Suppose we have an SQL database table named “temperatures” with the following contents:
LOCATION TIME CELSIUS inside 2018-08-01 24 inside 2018-08-02 28 inside 2018-08-03 21 inside 2018-08-04 28 outside 2018-08-01 29 outside 2018-08-02 31 outside 2018-08-03 25 outside 2018-08-04 30
We want to find the highest temperature for each location. We use the MAX aggregate function and a GROUP BY expression:
SELECT location, MAX(celsius) celsius FROM temperatures GROUP BY location;
As expected, the result is:
LOCATION CELSIUS outside 31 inside 28
Now suppose we also want to know when each of these extreme temperatures occured. Naively, we try the following query:
SELECT location, time, MAX(celsius) celsius FROM temperatures GROUP BY location;
The response is an error: “not a GROUP BY expression”. In a GROUP BY expression all selected columns must be either part of the GROUP BY clause or an aggregate.

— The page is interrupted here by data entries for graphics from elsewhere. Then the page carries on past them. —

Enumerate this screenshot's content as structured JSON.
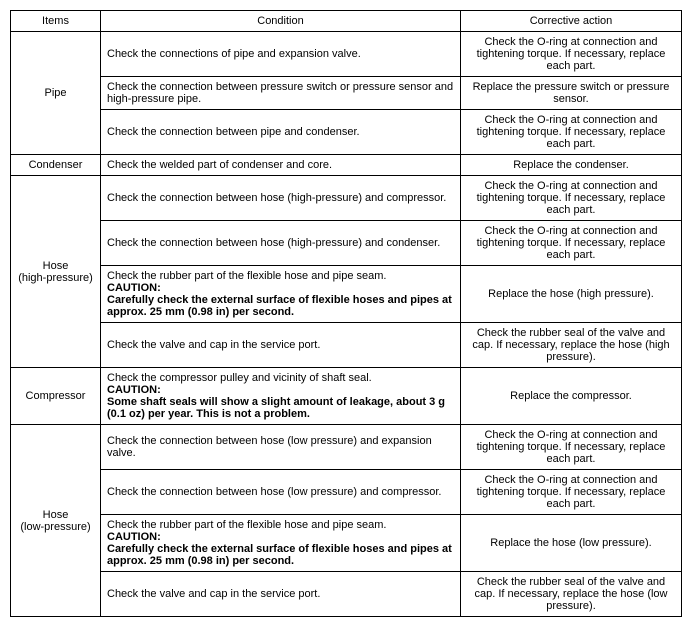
{
  "headers": {
    "items": "Items",
    "condition": "Condition",
    "corrective": "Corrective action"
  },
  "caution_label": "CAUTION:",
  "rows": {
    "pipe": {
      "item": "Pipe",
      "r1": {
        "cond": "Check the connections of pipe and expansion valve.",
        "corr": "Check the O-ring at connection and tightening torque. If necessary, replace each part."
      },
      "r2": {
        "cond": "Check the connection between pressure switch or pressure sensor and high-pressure pipe.",
        "corr": "Replace the pressure switch or pressure sensor."
      },
      "r3": {
        "cond": "Check the connection between pipe and condenser.",
        "corr": "Check the O-ring at connection and tightening torque. If necessary, replace each part."
      }
    },
    "condenser": {
      "item": "Condenser",
      "r1": {
        "cond": "Check the welded part of condenser and core.",
        "corr": "Replace the condenser."
      }
    },
    "hose_hp": {
      "item": "Hose\n(high-pressure)",
      "r1": {
        "cond": "Check the connection between hose (high-pressure) and compressor.",
        "corr": "Check the O-ring at connection and tightening torque. If necessary, replace each part."
      },
      "r2": {
        "cond": "Check the connection between hose (high-pressure) and condenser.",
        "corr": "Check the O-ring at connection and tightening torque. If necessary, replace each part."
      },
      "r3": {
        "cond_pre": "Check the rubber part of the flexible hose and pipe seam.",
        "caution": "Carefully check the external surface of flexible hoses and pipes at approx. 25 mm (0.98 in) per second.",
        "corr": "Replace the hose (high pressure)."
      },
      "r4": {
        "cond": "Check the valve and cap in the service port.",
        "corr": "Check the rubber seal of the valve and cap. If necessary, replace the hose (high pressure)."
      }
    },
    "compressor": {
      "item": "Compressor",
      "r1": {
        "cond_pre": "Check the compressor pulley and vicinity of shaft seal.",
        "caution": "Some shaft seals will show a slight amount of leakage, about 3 g (0.1 oz) per year. This is not a problem.",
        "corr": "Replace the compressor."
      }
    },
    "hose_lp": {
      "item": "Hose\n(low-pressure)",
      "r1": {
        "cond": "Check the connection between hose (low pressure) and expansion valve.",
        "corr": "Check the O-ring at connection and tightening torque. If necessary, replace each part."
      },
      "r2": {
        "cond": "Check the connection between hose (low pressure) and compressor.",
        "corr": "Check the O-ring at connection and tightening torque. If necessary, replace each part."
      },
      "r3": {
        "cond_pre": "Check the rubber part of the flexible hose and pipe seam.",
        "caution": "Carefully check the external surface of flexible hoses and pipes at approx. 25 mm (0.98 in) per second.",
        "corr": "Replace the hose (low pressure)."
      },
      "r4": {
        "cond": "Check the valve and cap in the service port.",
        "corr": "Check the rubber seal of the valve and cap. If necessary, replace the hose (low pressure)."
      }
    }
  }
}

To achieve what we want we can use a JOIN:
SELECT t.location, t.time, t.celsius FROM temperatures t JOIN (SELECT location, MAX(celsius) celsius FROM temperatures GROUP BY location) tmax ON t.location=tmax.location AND t.celsius=tmax.celsius;
This query results in multiple rows per location if the maximum temperature was recorded at different times:
LOCATION TIME CELSIUS outside 2018-08-02 31 inside 2018-08-04 28 inside 2018-08-02 28
If we are only interested in the first occurrence of the maximum temperature per location, we can use the following query:
SELECT location, MIN(time) KEEP (DENSE_RANK LAST ORDER BY celsius) time, MAX(celsius) celsius FROM temperatures GROUP BY location;
LOCATION TIME CELSIUS inside 2018-08-02 28 outside 2018-08-02 31
Here we don’t need a JOIN anymore, because select clause for the time column is an aggregate as well.
One thought on “Selecting all columns of a database table with an SQL GROUP BY expression”
Unfortunately KEEP is an Oracle specific keyword, better would be to use a windowing function like partition by.